The easy thing to do is to kill him. That avoids asking painful questions about why a young man would throw away his life in a shocking act of violence. We're a city on a hill, a shining beacon to the world, right? We're targets because people envy our freedom, terrorism is but a form of bloody jealousy. That's the line George W. Bush used after 9/11.
Blood is still spilled daily, more than a decade into the war on terror. We strike from sky with drones; others strike at us with suicide bombs. Far from ending this sickening spiral of violence, we live in a world of even greater violence than existed before 9/11. Look to the Islamic State group and the almost routine videos of beheadings available online.
Dzhokhar Tsarnaev's lawyers never hid what he did when he helped to detonate bombs at the marathon. They told jurors he accepted responsibility for what he had done. Will jurors now accept the responsibility of trying to understand what makes terrorism possible?
I was struck on the day of the bombing about the target — the Boston Marathon, an event in which athletes, most of them amateurs, run 26.2 miles over a hilly course. Most of the participants train for many months to run this race. It takes a people of ease, of leisure, of comparative wealth to make such an avocation possible.

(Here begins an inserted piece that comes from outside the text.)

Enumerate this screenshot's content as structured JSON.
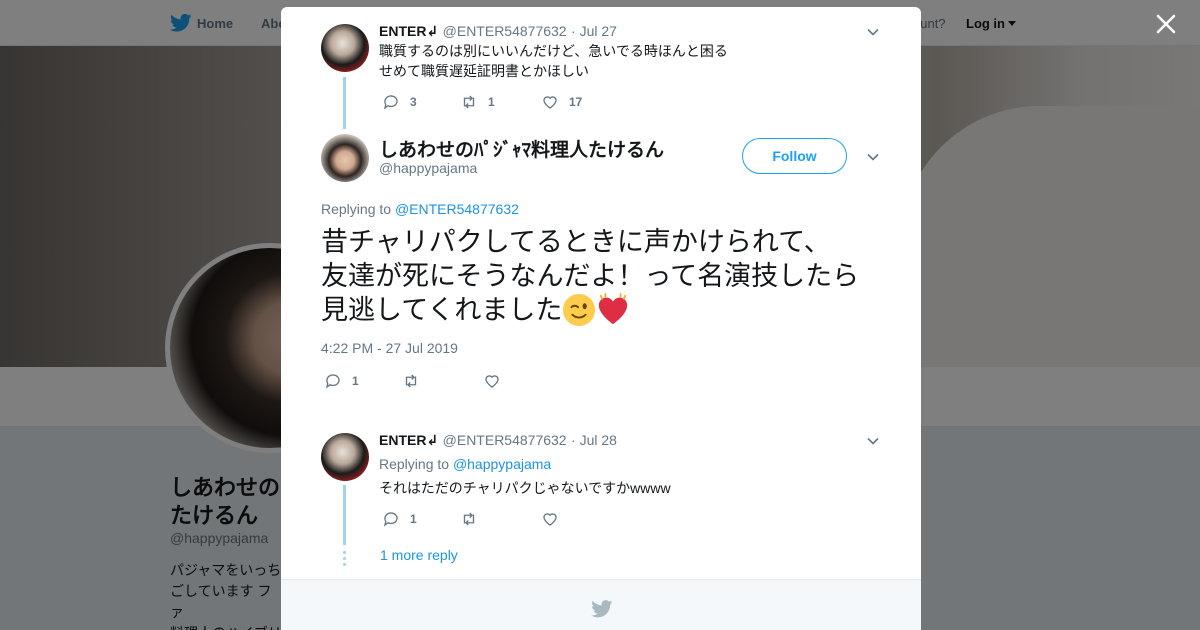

Was the event selected because it represents less a celebration of grit and determination than a refusal to share our abundance with a needy world? Even asking such a question will inspire rage in many.
Let's study the life of this young immigrant. He came to this country as a child with his parents from a former Soviet republic, a region of sectarian violence. He is a Muslim. He spent years here in cosmopolitan Cambridge, Mass. He was getting an education in this country. Like countless others before him, he trod the immigrant's path.
Why the bombs?
We produced this young terrorist. He is the fruit of our womb. He is one among us. The prosecution's effort to demonize Tsarnaev as a cold-blooded killer is playing with caricature, not studying character. Let's not waste the best opportunity we have ever had to understand why a young man full of promise devotes his life to killing us.
I want to know about Tsarnaev's dreams, his hopes, his frustrations — what led him to despair. I want to know why he could just as easily have killed me as any of the victims who chanced to be in Boston one April morning.
Dzhokhar Tsarnaev isn't the only one on trial in Boston. We all are. So is the American Dream. Will we learn why our dream has become a nightmare to so many, or will we simply kill Tsarnaev because it feels good to hate? And if we kill because we hate, why would we expect anything more but more hatred, more death, another bomb?